Alessandro also was known for his scholarly knowledge of antiquity. While in France he oversaw the sale of an important Italian collection of ancient jewels—including, among other items, an ornate Etruscan gold diadem dating to the third century B.C.—to the French government. Before the items were sold, however, the Castellani firm made reproductions of all the pieces in order to draw on them for future designs, as well as to further their own knowledge of ancient techniques.

Learning from the past. “It appears that the ancient goldsmiths were acquainted with and made use of chemical and mechanical agents which are unknown to us; they could separate and join particles of gold of such extreme minuteness as to be scarcely visible to the naked eye,” said Alessandro in his famous 1861 lecture “Antique Jewelry and its Revival.” The speech, originally given to the Archaeological Society in London in 1861, was privately printed in brochure form in both London and later in Philadelphia. JCK magazine—then The Jewelers’ Circular and Horological Review—also printed a version of it (from which these quotes were drawn) in 1878, two years after the Castellani firm’s American debut at the Centennial Exposition in Philadelphia.

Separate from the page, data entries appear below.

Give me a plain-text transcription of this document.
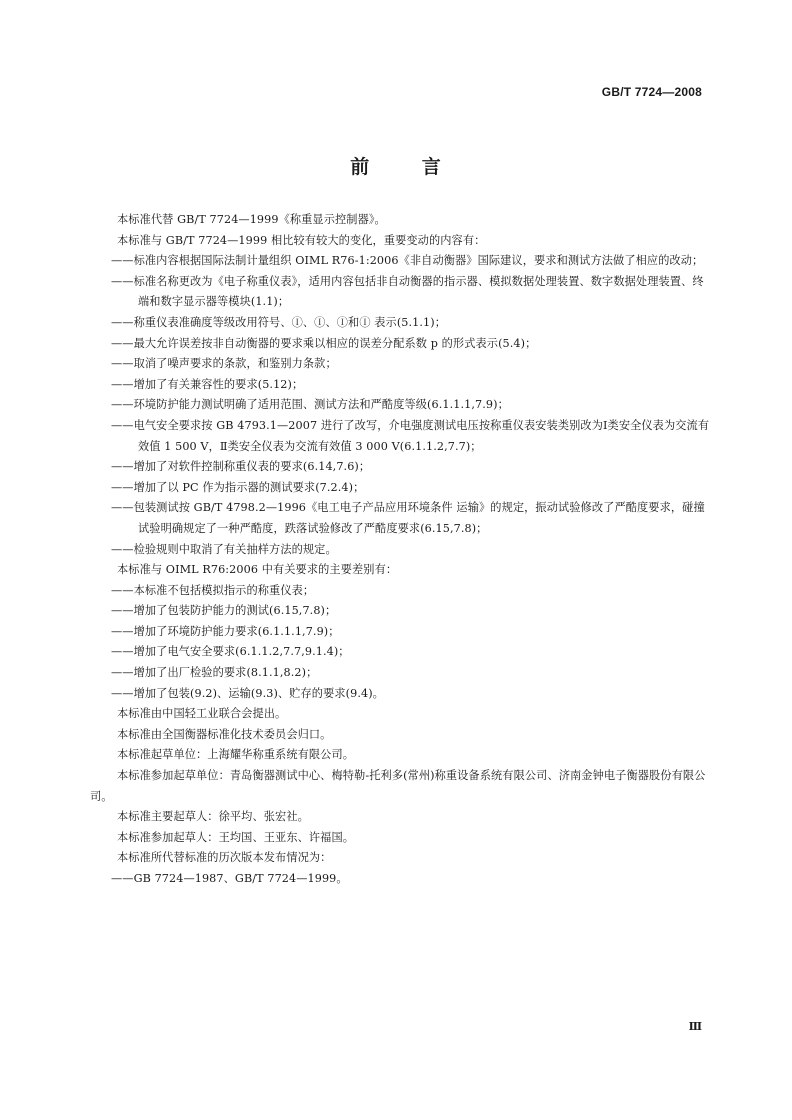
GB/T 7724—2008
前 言
本标准代替 GB/T 7724—1999《称重显示控制器》。
本标准与 GB/T 7724—1999 相比较有较大的变化，重要变动的内容有：
——标准内容根据国际法制计量组织 OIML R76-1:2006《非自动衡器》国际建议，要求和测试方法做了相应的改动；
——标准名称更改为《电子称重仪表》，适用内容包括非自动衡器的指示器、模拟数据处理装置、数字数据处理装置、终端和数字显示器等模块(1.1)；
——称重仪表准确度等级改用符号、Ⓘ、Ⓘ、Ⓘ和Ⓘ 表示(5.1.1)；
——最大允许误差按非自动衡器的要求乘以相应的误差分配系数 p 的形式表示(5.4)；
——取消了噪声要求的条款，和鉴别力条款；
——增加了有关兼容性的要求(5.12)；
——环境防护能力测试明确了适用范围、测试方法和严酷度等级(6.1.1.1,7.9)；
——电气安全要求按 GB 4793.1—2007 进行了改写，介电强度测试电压按称重仪表安装类别改为Ⅰ类安全仪表为交流有效值 1 500 V，Ⅱ类安全仪表为交流有效值 3 000 V(6.1.1.2,7.7)；
——增加了对软件控制称重仪表的要求(6.14,7.6)；
——增加了以 PC 作为指示器的测试要求(7.2.4)；
——包装测试按 GB/T 4798.2—1996《电工电子产品应用环境条件 运输》的规定，振动试验修改了严酷度要求，碰撞试验明确规定了一种严酷度，跌落试验修改了严酷度要求(6.15,7.8)；
——检验规则中取消了有关抽样方法的规定。
本标准与 OIML R76:2006 中有关要求的主要差别有：
——本标准不包括模拟指示的称重仪表；
——增加了包装防护能力的测试(6.15,7.8)；
——增加了环境防护能力要求(6.1.1.1,7.9)；
——增加了电气安全要求(6.1.1.2,7.7,9.1.4)；
——增加了出厂检验的要求(8.1.1,8.2)；
——增加了包装(9.2)、运输(9.3)、贮存的要求(9.4)。
本标准由中国轻工业联合会提出。
本标准由全国衡器标准化技术委员会归口。
本标准起草单位：上海耀华称重系统有限公司。
本标准参加起草单位：青岛衡器测试中心、梅特勒-托利多(常州)称重设备系统有限公司、济南金钟电子衡器股份有限公司。
本标准主要起草人：徐平均、张宏社。
本标准参加起草人：王均国、王亚东、许福国。
本标准所代替标准的历次版本发布情况为：
——GB 7724—1987、GB/T 7724—1999。
Ⅲ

In his lecture, Alessandro’s disdain for contemporary Italian craftsmanship comes through loud and clear: “Our labors ended with [the study of] the Italian Renaissance, as the goldsmith’s art has not since produced anything new deserving special attention,” he said. He tells of his family’s experiments in mimicking classical enamel and micromosaic pieces and focuses on their quest to determine the granulation technique of the Etruscans—how they studied, experimented, and consulted the writings of earlier masters such as Pliny and Benvenuto Cellini. He also notes their discovery of a small town in the Apennines, “far from every center of civilization,” where craftsman were still creating jewelry in the ancient Etruscan style. His family promptly hired some of those artisans and brought them to Rome.

Through a process of trial and error, the Castellani maintained a constant quest to regain the craftsmanship apparent in classical jewelry. “In imitating old Roman jewelry we found no difficulties, but that of the Etruscans and Greeks required much patient labor,” said Alessandro. “It is not long since we discovered (while examining an Etruscan ornament in our own collection through a magnifying glass) that the spots from which the granulated work had been broken off presented the same appearance as the gold surface previously covered by enamel. This discovery taught us a method of “granulating,” which modern goldsmiths had ’til then declared inimitable …”

Despite all their study and experimentation, the family never did discover how to achieve fusion-welding granulation without the use of solder. They did, however, create pieces of such exquisite workmanship that their work stood out from all other jewelers of the time—with the possible exception of fellow Revivalist jewelers Carlo Giuliano and his sons, Carlo and Arthur (see “Victorian Virtuosity,” JCK, August 2002, p. 84).

The exhibit at the Bard Graduate Center provides insight into the Castellani workshops, including tools, drawings, and period photographs as well as jewelry. Some ancient pieces are displayed alongside their Castellani counterparts, providing an opportunity to observe the results of the family’s technical experimentations in granulation and micromosaics.

The show will run in New York until Feb. 6, 2005. It then will move on to Rome’s National Etruscan Museum at Villa Giulia and will finish its tour at London’s Somerset House. A catalog will be available featuring extensive illustrations and essays by exhibit co-curators Susan Weber Soros and Stefanie Walker as well as international experts in the fields of Italian jewelry, archaeology, and the 19th century.